Bei seinen Entscheidungen hat der Prinz die Möglichkeit, auf den Rat seiner Primogene zurückzugreifen, die sich aus den Oberhäuptern der Clans der Domäne zusammensetzen. Die konkrete Macht innerhalb seiner Domäne wächst einem Prinzen aber weniger durch das Amt zu, als durch seine persönlichen Fähigkeiten und Einflußmöglichkeiten. So gibt es auch Prinzen, die sich kaum durchsetzen können oder nur die Strohmänner einer noch größeren Macht hinter ihnen sind.

Über den Prinzen stehen in der Gesellschaftshierarchie die Justikare, die vom geheimen Inneren Zirkel alle 13 Jahre neu eingesetzt werden. Sieben an der Zahl - einer für jeden Clan - sind sie die eigentlichen Richter und Lenker der Vampirgesellschaft. In einer Konklave hat ein Justikar schier unbegrenzte Macht; z. B. hat er das Recht, die sechs Traditionen zu interpretieren und sogar neue zu schaffen, einen Prinzen abzusetzen, Domänen zusammenzulegen oder ähnliches. Bei der Erfüllung seines Amtes helfen ihm seine Archonten.

Die sechs Traditionen

I. Maskerade

Du sollst niemandem deine wahre Natur offenbaren, der nicht zu unserer Art gehört. Durch eine solche Tat verwirkst du dein Recht auf das unsterbliche Blut.

II. Domäne

In deiner Domäne ist dein Wort Gesetz.
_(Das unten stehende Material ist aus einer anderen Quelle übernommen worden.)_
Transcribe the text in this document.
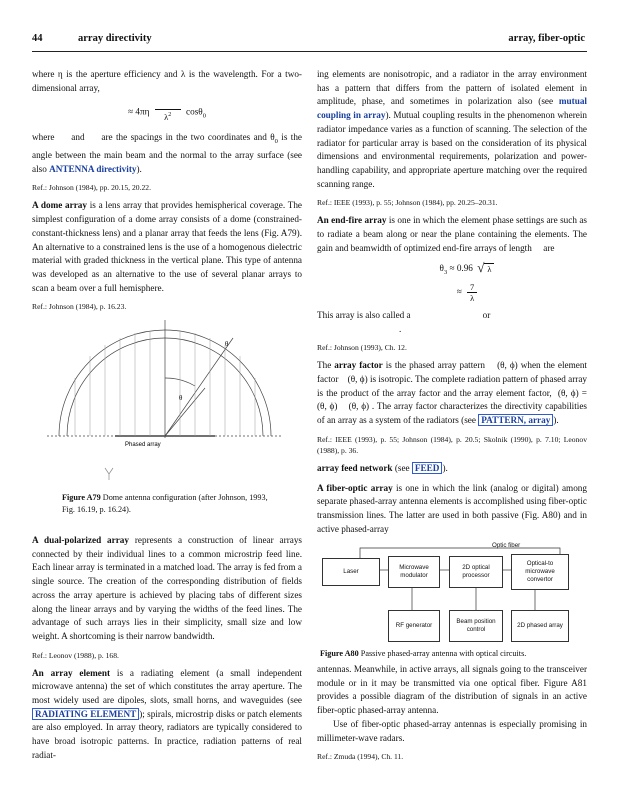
44	array directivity	array, fiber-optic

where η is the aperture efficiency and λ is the wavelength. For a two-dimensional array,

≈ 4πη
$\lambda^2$	cosθ$_0$

where     and     are the spacings in the two coordinates and $\theta_0$ is the angle between the main beam and the normal to the array surface (see also ANTENNA directivity).

Ref.: Johnson (1984), pp. 20.15, 20.22.

A dome array is a lens array that provides hemispherical coverage. The simplest configuration of a dome array consists of a dome (constrained-constant-thickness lens) and a planar array that feeds the lens (Fig. A79). An alternative to a constrained lens is the use of a homogenous dielectric material with graded thickness in the vertical plane. This type of antenna was developed as an alternative to the use of several planar arrays to scan a beam over a full hemisphere.

Ref.: Johnson (1984), p. 16.23.

θ
θ
Phased array
Figure A79 Dome antenna configuration (after Johnson, 1993, Fig. 16.19, p. 16.24).

A dual-polarized array represents a construction of linear arrays connected by their individual lines to a common microstrip feed line. Each linear array is terminated in a matched load. The array is fed from a single source. The creation of the corresponding distribution of fields across the array aperture is achieved by placing tabs of different sizes along the linear arrays and by varying the widths of the feed lines. The advantage of such arrays lies in their simplicity, small size and low weight. A shortcoming is their narrow bandwidth.

Ref.: Leonov (1988), p. 168.

An array element is a radiating element (a small independent microwave antenna) the set of which constitutes the array aperture. The most widely used are dipoles, slots, small horns, and waveguides (see RADIATING ELEMENT ); spirals, microstrip disks or patch elements are also employed. In array theory, radiators are typically considered to have broad isotropic patterns. In practice, radiation patterns of real radiat-

ing elements are nonisotropic, and a radiator in the array environment has a pattern that differs from the pattern of isolated element in amplitude, phase, and sometimes in polarization also (see mutual coupling in array). Mutual coupling results in the phenomenon wherein radiator impedance varies as a function of scanning. The selection of the radiator for particular array is based on the consideration of its physical dimensions and environmental requirements, polarization and power-handling capability, and appropriate aperture matching over the required scanning range.

Ref.: IEEE (1993), p. 55; Johnson (1984), pp. 20.25–20.31.

An end-fire array is one in which the element phase settings are such as to radiate a beam along or near the plane containing the elements. The gain and beamwidth of optimized end-fire arrays of length     are

$\theta_3 \approx 0.96$ √ λ
≈ $\frac{7}{\lambda}$

This array is also called a	or

.

Ref.: Johnson (1993), Ch. 12.

The array factor is the phased array pattern    (θ, ϕ) when the element factor    (θ, ϕ) is isotropic. The complete radiation pattern of phased array is the product of the array factor and the array element factor,  (θ, ϕ) =    (θ, ϕ)    (θ, ϕ) . The array factor characterizes the directivity capabilities of an array as a system of the radiators (see PATTERN, array ).

Ref.: IEEE (1993), p. 55; Johnson (1984), p. 20.5; Skolnik (1990), p. 7.10; Leonov (1988), p. 36.

array feed network (see FEED ).

A fiber-optic array is one in which the link (analog or digital) among separate phased-array antenna elements is accomplished using fiber-optic transmission lines. The latter are used in both passive (Fig. A80) and in active phased-array

Optic fiber
Laser
Microwave modulator
2D optical processor
Optical-to microwave convertor
RF generator
Beam position control
2D phased array
Figure A80 Passive phased-array antenna with optical circuits.

antennas. Meanwhile, in active arrays, all signals going to the transceiver module or in it may be transmitted via one optical fiber. Figure A81 provides a possible diagram of the distribution of signals in an active fiber-optic phased-array antenna.

Use of fiber-optic phased-array antennas is especially promising in millimeter-wave radars.

Ref.: Zmuda (1994), Ch. 11.
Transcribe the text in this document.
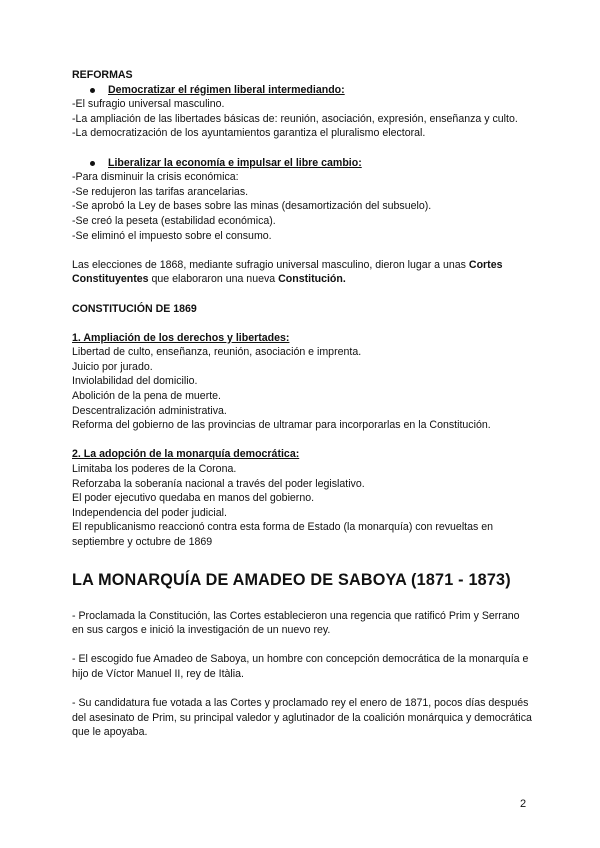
REFORMAS
Democratizar el régimen liberal intermediando:
-El sufragio universal masculino.
-La ampliación de las libertades básicas de: reunión, asociación, expresión, enseñanza y culto.
-La democratización de los ayuntamientos garantiza el pluralismo electoral.
Liberalizar la economía e impulsar el libre cambio:
-Para disminuir la crisis económica:
-Se redujeron las tarifas arancelarias.
-Se aprobó la Ley de bases sobre las minas (desamortización del subsuelo).
-Se creó la peseta (estabilidad económica).
-Se eliminó el impuesto sobre el consumo.

Las elecciones de 1868, mediante sufragio universal masculino, dieron lugar a unas Cortes Constituyentes que elaboraron una nueva Constitución.

CONSTITUCIÓN DE 1869
1. Ampliación de los derechos y libertades:
Libertad de culto, enseñanza, reunión, asociación e imprenta.
Juicio por jurado.
Inviolabilidad del domicilio.
Abolición de la pena de muerte.
Descentralización administrativa.
Reforma del gobierno de las provincias de ultramar para incorporarlas en la Constitución.
2. La adopción de la monarquía democrática:
Limitaba los poderes de la Corona.
Reforzaba la soberanía nacional a través del poder legislativo.
El poder ejecutivo quedaba en manos del gobierno.
Independencia del poder judicial.
El republicanismo reaccionó contra esta forma de Estado (la monarquía) con revueltas en septiembre y octubre de 1869
LA MONARQUÍA DE AMADEO DE SABOYA (1871 - 1873)

- Proclamada la Constitución, las Cortes establecieron una regencia que ratificó Prim y Serrano en sus cargos e inició la investigación de un nuevo rey.

- El escogido fue Amadeo de Saboya, un hombre con concepción democrática de la monarquía e hijo de Víctor Manuel II, rey de Itàlia.

- Su candidatura fue votada a las Cortes y proclamado rey el enero de 1871, pocos días después del asesinato de Prim, su principal valedor y aglutinador de la coalición monárquica y democrática que le apoyaba.

2
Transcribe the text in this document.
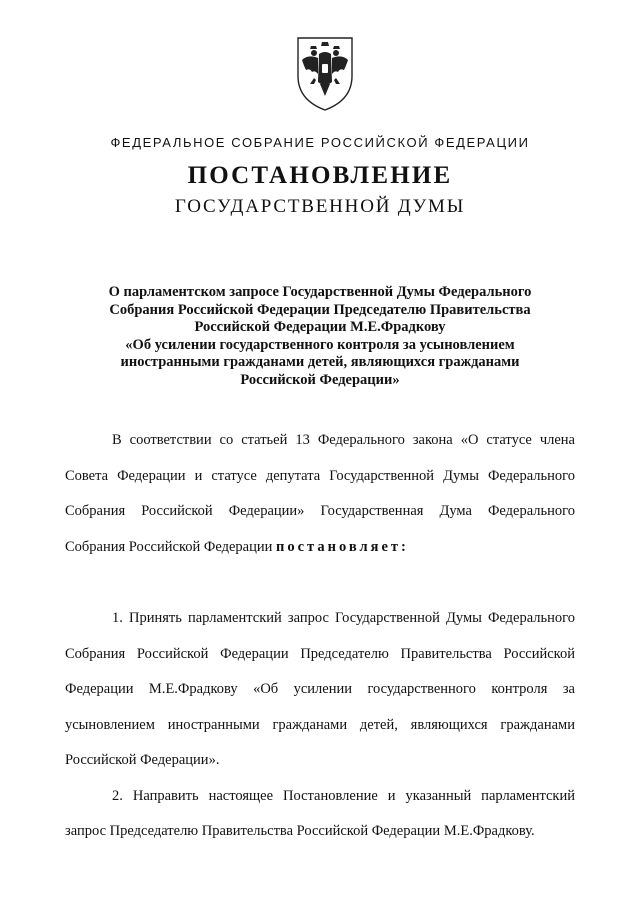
ФЕДЕРАЛЬНОЕ СОБРАНИЕ РОССИЙСКОЙ ФЕДЕРАЦИИ
ПОСТАНОВЛЕНИЕ
ГОСУДАРСТВЕННОЙ ДУМЫ
О парламентском запросе Государственной Думы Федерального
Собрания Российской Федерации Председателю Правительства
Российской Федерации М.Е.Фрадкову
«Об усилении государственного контроля за усыновлением
иностранными гражданами детей, являющихся гражданами
Российской Федерации»

В соответствии со статьей 13 Федерального закона «О статусе члена Совета Федерации и статусе депутата Государственной Думы Федерального Собрания Российской Федерации» Государственная Дума Федерального Собрания Российской Федерации постановляет:

1. Принять парламентский запрос Государственной Думы Федерального Собрания Российской Федерации Председателю Правительства Российской Федерации М.Е.Фрадкову «Об усилении государственного контроля за усыновлением иностранными гражданами детей, являющихся гражданами Российской Федерации».

2. Направить настоящее Постановление и указанный парламентский запрос Председателю Правительства Российской Федерации М.Е.Фрадкову.
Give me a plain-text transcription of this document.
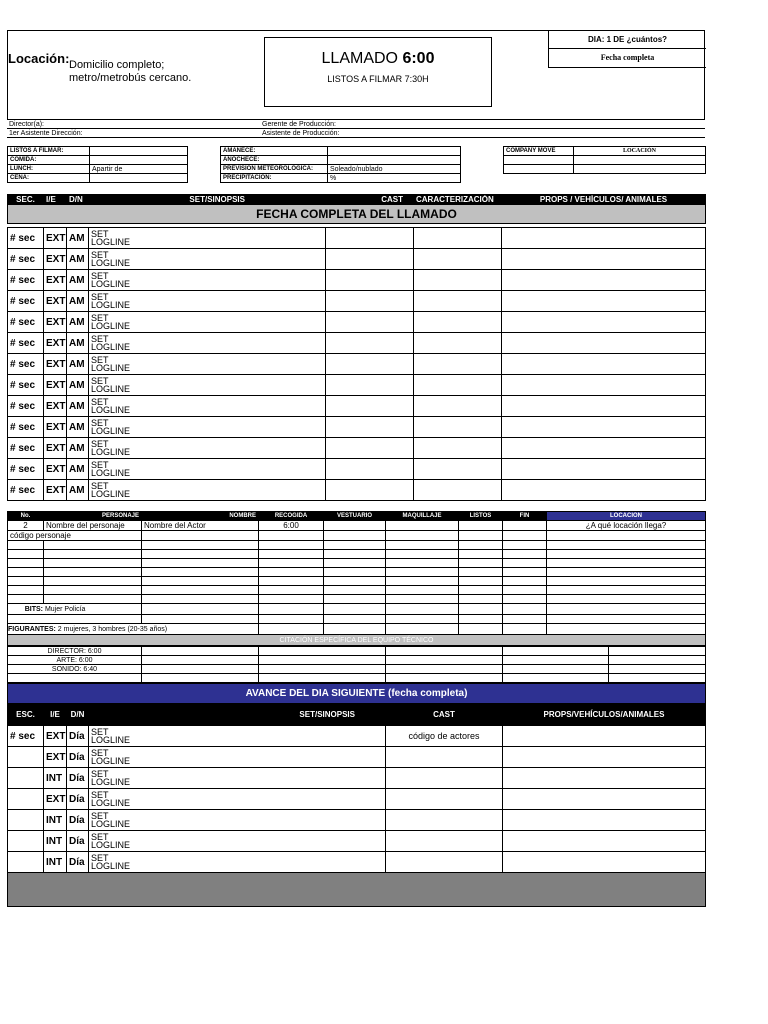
Locación: Domicilio completo;
metro/metrobús cercano.
LLAMADO 6:00
LISTOS A FILMAR 7:30H
DIA: 1 DE ¿cuántos?
Fecha completa
Director(a):	Gerente de Producción:
1er Asistente Dirección:	Asistente de Producción:
LISTOS A FILMAR:	
COMIDA:	
LUNCH:	Apartir de
CENA:	
AMANECE:	
ANOCHECE:	
PREVISIÓN METEOROLÓGICA:	Soleado/nublado
PRECIPITACIÓN:	%
COMPANY MOVE	LOCACIÓN

SEC.	I/E	D/N	SET/SINOPSIS	CAST	CARACTERIZACIÓN	PROPS / VEHÍCULOS/ ANIMALES
FECHA COMPLETA DEL LLAMADO						

# sec	EXT	AM	SET
LOGLINE			

# sec	EXT	AM	SET
LOGLINE			

# sec	EXT	AM	SET
LOGLINE			

# sec	EXT	AM	SET
LOGLINE			

# sec	EXT	AM	SET
LOGLINE			

# sec	EXT	AM	SET
LOGLINE			

# sec	EXT	AM	SET
LOGLINE			

# sec	EXT	AM	SET
LOGLINE			

# sec	EXT	AM	SET
LOGLINE			

# sec	EXT	AM	SET
LOGLINE			

# sec	EXT	AM	SET
LOGLINE			

# sec	EXT	AM	SET
LOGLINE			

# sec	EXT	AM	SET
LOGLINE			

No.	PERSONAJE	NOMBRE	RECOGIDA	VESTUARIO	MAQUILLAJE	LISTOS	FIN	LOCACIÓN
2	Nombre del personaje	Nombre del Actor	6:00					¿A qué locación llega?
código personaje								

BITS: Mujer Policía								

FIGURANTES: 2 mujeres, 3 hombres (20-35 años)								
CITACIÓN ESPECÍFICA DEL EQUIPO TÉCNICO								
DIRECTOR: 6:00					
ARTE: 6:00					
SONIDO: 6:40					

AVANCE DEL DIA SIGUIENTE (fecha completa)					
ESC.	I/E	D/N	SET/SINOPSIS	CAST	PROPS/VEHÍCULOS/ANIMALES
# sec	EXT	Día	SET
LOGLINE	código de actores	
	EXT	Día	SET
LOGLINE		

	INT	Día	SET
LOGLINE		

	EXT	Día	SET
LOGLINE		

	INT	Día	SET
LOGLINE		

	INT	Día	SET
LOGLINE		

	INT	Día	SET
LOGLINE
Jeder, der sich darin aufhält, muss dir Respekt erweisen und sich deinem Willen unterwerfen.

III. Nachkommenschaft

Wenn du ohne die Erlaubnis deiner Ahnen ein Kind schaffst, sollen du und dein Kind verfolgt und zerstört werden.

IV. Rechenschaft

Bist du deine Kinder aus deiner Obhut entlässt, unterstehen sie deiner Anweisung. Ihre Verfehlungen obliegen deiner Verantwortung.

V. Gastfreundschaft

Ehre die Domänen anderer. Sobald du eine fremde Domäne besuchst, sollst du dich bei jenem, der herrscht, vorstellen. Ohne dessen Anerkennung zählst du nichts.

VI. Vernichtung

Es ist dir verboten, einen anderen deiner Art zu zerstören. Dieses Recht haben nur deine Ahnen. Nur sie dürfen eine Blutjagd ausrufen.

Der Status

In der Vampirgesellschaft gibt es unterschiedlichen gesellschaftlichen Status, den ein Vampir erreichen kann. Dieser sind abhängig vom Alter und den Fähigkeiten und Leistungen und vor allem dem Ansehen des einzelnen Vampirs.

Kind

Child oder Kind ist der Status eines Vampirs, den er durch seine Erschaffung innehat. Ein Kind ist in der Vampirgesellschaft absolut rechtlos. Sein Sire, der Erschaffer, ist laut den Traditionen für das Kind verantwortlich und hat das Recht, mit dem Kind zu verfahren wie ihm beliebt.

Neugeborener

Wird ein Kind freigegeben, so erhält dieses ehemalige Kind den Status Neonate bzw. Neugeborener. Die meisten Vampire, die aktiv in der Gesellschaft sind, bekleiden des Status eines Neonaten. Sie sind für sich selbst verantwortlich und können sich verdient machen und so Ansehen und hohes Alter erreichen.

Ancilla

Ein Neonate, der unter den Ahnen besonderes Ansehen gewonnen hat, erhält den Titel Ancilla (Mz. Ancillae). Meist gelingt ihm dies erst mit frühestens 50 Vampirjahren.

Ahn

Erreicht ein Vampir ein gewisses Alter, ungefähr 200 Jahre vampirischer Existenz sollten es schon sein, und die Ahnen akzeptieren ihn als gleichwertig, egal ob als gleichwertiger Verbündeter oder Feind, erreicht dieser selbst den Status eines Ahnen.

Methusalem

Der Status Methusalah / Methusalem ist kein wirklich in der Camarilla gebräuchlicher. Er wird aber für Vampire verwandt, die 1000 Jahre und älter sind.

Ghul/Ghoul

Ghul kann man in gewisser Hinsicht auch als Status bezeichnen. Nur ist dieser Begriff ein besonderer Status eines Menschen, der Bediensteter eines Vampirs ist. Er muß monatlich Blut von dem Vampir erhalten, das stoppt den Alterungsprozess und gibt ihm manchmal besondere Kräfte. Bleibt der monatliche Erhalt von Blut aus, so setzt der Alterungsprozess überschnell wieder ein und der Ghul altert in kürzester Zeit auf sein tatsächliches Alter, was bei älteren Ghulen äußerst fatal enden kann.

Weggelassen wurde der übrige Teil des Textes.